Developing a dual diagnosis service in Cork, Ireland by way of participatory action research (PAR) background: internationally there is a growing consensus regarding the…
Developing a dual diagnosis service in Cork, Ireland by way of participatory action research (PAR) background: internationally there is a growing consensus regarding the ideal of integrated treatment. In Ireland, recommendations identified the need for multi-disciplinary team integration and client participation being central to service development. Such recommendations collectively fit most appropriately with PAR, the methodological and theoretical framework best suited to achieve the objectives of the inquiry. PAR's inclusive philosophy creates processes of negotiation, self-reflexivity and exploration of power issues with the lived experience of communities. Key elements of this approach facilitate the development of emancipatory and participatory democracy whilst highlighting identified social issues through research, learning and action. The paper aims to discuss these issues.
Cyclical processes of planning, action, observation and reflection in cycle one have facilitated the introduction of PAR's methodological framework into the existing public health (Health Service Executive) system of primary care addiction and mental health services. Developing stakeholder relationships in decision making processes has been pivotal in cycle 1 as the process of collective engagement evolves. Stakeholders begin to experience their collective participation in the methods adopted and a collective sense of ownership and commitment to the iterative process begins to take shape. Stakeholders in cycle 1 have participated in multiple data generation methods including: informal interviews, planned discussion and focus groups, multidisciplinary team meetings, testimonials, observations and reflections.

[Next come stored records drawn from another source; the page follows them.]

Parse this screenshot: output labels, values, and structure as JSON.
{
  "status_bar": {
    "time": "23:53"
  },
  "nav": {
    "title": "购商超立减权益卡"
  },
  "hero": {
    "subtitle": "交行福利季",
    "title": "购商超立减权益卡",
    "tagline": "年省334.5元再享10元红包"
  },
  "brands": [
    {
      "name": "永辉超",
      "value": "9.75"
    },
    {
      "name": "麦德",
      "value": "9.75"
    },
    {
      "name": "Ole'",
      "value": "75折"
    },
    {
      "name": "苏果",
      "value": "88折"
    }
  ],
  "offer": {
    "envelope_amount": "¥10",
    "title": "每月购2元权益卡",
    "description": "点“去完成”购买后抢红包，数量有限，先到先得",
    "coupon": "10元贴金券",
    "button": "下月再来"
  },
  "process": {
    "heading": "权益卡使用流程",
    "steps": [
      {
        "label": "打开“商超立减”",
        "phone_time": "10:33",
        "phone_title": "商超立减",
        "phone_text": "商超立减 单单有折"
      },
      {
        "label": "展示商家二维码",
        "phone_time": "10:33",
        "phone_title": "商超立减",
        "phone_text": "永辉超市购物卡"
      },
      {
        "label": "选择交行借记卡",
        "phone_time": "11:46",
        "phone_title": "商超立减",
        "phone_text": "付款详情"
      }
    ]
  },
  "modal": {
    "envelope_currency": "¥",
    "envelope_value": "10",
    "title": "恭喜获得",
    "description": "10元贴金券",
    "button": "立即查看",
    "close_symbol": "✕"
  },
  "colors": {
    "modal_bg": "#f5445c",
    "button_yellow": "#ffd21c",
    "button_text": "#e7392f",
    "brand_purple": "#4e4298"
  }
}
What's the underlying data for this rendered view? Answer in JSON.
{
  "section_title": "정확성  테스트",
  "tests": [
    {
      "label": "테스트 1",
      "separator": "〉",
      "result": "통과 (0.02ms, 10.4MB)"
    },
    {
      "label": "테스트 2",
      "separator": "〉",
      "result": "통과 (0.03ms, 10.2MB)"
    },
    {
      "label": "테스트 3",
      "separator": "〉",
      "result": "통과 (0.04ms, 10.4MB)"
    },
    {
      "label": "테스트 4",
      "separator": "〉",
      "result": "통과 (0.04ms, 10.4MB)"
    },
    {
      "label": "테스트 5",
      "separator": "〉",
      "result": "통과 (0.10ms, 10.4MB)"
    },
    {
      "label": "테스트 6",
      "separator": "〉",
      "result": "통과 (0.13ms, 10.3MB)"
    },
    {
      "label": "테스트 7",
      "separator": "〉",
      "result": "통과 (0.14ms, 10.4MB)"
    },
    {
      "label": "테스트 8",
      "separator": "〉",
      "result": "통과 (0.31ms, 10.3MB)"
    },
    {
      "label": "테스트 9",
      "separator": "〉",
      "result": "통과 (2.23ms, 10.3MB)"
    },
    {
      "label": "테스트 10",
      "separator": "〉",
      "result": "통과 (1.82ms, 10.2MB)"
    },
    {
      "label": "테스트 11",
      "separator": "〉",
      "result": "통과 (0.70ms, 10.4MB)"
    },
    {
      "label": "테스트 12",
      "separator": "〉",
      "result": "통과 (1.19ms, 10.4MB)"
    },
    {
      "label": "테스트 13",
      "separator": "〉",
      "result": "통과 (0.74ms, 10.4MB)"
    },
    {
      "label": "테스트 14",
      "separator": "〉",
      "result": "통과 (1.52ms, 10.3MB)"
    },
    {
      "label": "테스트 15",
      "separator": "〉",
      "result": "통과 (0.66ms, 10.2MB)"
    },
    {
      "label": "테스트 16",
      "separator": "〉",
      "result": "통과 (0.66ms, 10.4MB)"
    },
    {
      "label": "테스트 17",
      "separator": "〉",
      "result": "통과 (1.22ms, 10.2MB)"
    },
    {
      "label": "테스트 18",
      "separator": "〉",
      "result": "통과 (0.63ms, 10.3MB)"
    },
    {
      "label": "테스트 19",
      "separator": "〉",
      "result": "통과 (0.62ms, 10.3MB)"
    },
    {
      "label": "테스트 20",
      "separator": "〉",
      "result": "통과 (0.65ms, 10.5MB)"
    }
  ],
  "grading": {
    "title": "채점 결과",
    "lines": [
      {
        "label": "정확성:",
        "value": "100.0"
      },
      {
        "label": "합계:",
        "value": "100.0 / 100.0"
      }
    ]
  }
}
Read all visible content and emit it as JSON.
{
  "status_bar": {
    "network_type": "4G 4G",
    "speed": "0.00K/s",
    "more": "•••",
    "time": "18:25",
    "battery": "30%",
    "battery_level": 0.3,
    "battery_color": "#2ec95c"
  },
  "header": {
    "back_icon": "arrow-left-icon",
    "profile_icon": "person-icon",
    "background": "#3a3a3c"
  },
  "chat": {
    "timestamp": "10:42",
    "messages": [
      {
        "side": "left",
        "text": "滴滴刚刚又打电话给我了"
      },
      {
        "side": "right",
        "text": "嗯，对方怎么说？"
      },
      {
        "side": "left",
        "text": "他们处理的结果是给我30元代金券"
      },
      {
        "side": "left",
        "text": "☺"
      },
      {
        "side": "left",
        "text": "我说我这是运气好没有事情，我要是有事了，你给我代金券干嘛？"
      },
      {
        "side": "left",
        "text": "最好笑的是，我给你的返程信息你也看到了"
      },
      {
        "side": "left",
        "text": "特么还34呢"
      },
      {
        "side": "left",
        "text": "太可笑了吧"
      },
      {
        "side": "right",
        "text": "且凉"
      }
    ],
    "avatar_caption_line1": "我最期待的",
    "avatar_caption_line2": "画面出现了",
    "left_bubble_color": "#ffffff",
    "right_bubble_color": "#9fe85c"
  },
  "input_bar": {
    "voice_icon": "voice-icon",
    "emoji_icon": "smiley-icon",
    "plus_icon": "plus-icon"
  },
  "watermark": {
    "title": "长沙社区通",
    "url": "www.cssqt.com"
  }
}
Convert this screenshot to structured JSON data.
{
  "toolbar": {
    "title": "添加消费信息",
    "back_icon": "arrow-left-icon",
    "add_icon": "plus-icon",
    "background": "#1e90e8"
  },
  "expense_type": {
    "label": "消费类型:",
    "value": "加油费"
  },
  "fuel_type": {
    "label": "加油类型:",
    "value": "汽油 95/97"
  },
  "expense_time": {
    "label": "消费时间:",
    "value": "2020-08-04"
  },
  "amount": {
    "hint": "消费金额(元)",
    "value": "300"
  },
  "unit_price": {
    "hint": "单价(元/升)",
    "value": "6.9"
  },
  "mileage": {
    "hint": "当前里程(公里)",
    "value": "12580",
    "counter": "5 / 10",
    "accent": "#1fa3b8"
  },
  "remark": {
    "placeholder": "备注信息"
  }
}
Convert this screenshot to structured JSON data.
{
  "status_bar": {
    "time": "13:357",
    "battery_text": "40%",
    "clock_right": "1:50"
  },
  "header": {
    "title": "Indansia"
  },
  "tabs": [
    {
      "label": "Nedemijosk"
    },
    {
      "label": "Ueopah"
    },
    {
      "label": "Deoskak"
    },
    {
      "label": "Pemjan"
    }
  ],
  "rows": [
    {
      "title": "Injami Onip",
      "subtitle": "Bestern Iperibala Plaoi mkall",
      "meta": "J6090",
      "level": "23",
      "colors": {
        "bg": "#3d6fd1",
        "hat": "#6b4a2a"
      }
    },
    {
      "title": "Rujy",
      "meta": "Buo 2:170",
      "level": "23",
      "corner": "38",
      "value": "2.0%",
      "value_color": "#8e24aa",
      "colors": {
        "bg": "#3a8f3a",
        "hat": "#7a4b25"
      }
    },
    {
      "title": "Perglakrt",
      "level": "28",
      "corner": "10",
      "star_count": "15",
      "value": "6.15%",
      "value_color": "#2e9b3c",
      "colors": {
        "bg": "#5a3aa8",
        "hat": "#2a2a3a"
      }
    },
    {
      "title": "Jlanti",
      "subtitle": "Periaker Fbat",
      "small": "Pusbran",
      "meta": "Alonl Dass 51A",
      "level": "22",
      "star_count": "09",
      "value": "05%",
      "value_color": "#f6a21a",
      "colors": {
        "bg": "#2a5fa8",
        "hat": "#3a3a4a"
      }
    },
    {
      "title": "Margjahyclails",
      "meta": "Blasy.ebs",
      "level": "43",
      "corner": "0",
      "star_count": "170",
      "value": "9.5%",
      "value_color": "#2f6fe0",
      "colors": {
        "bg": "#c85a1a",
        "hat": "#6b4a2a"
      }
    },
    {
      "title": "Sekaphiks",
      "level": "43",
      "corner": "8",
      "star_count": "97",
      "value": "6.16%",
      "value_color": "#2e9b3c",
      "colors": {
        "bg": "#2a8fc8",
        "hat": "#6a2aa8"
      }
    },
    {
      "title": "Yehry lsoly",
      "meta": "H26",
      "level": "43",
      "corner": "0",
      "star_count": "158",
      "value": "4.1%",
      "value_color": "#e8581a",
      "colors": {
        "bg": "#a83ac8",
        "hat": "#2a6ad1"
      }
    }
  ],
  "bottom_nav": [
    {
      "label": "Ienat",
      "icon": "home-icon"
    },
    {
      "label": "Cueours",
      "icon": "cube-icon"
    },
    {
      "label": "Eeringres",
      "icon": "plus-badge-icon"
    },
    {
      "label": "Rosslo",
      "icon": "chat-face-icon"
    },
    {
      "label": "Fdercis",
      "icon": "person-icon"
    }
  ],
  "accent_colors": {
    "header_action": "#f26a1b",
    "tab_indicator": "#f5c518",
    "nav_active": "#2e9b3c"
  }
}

Cycle 1 of this PAR inquiry has engaged stakeholders (service users and their families, practitioners including; academic/practitioners, a consultant psychiatrist, psychologist, mental health nurses, an occupational therapist, psychotherapists, an acupuncturist, an addiction counsellor, an art therapist) in an integrated process of inquiry. PAR methods adopted in this cycle have facilitated particular dual diagnosis service developments and emerging initiatives (previously unidentified). Actions collaboratively planned for and illustrated in this paper include: the implementation of a psychotherapy group and implementing direct access to an acupuncture clinic.
Stakeholders collaboratively experience PAR's methodological and theoretical approach which has facilitated service developments in cycle 1 of the inquiry. This sets the stage for the completion of actions already in motion and for further initiatives to continue to evolve as cycle 2 processes emerge.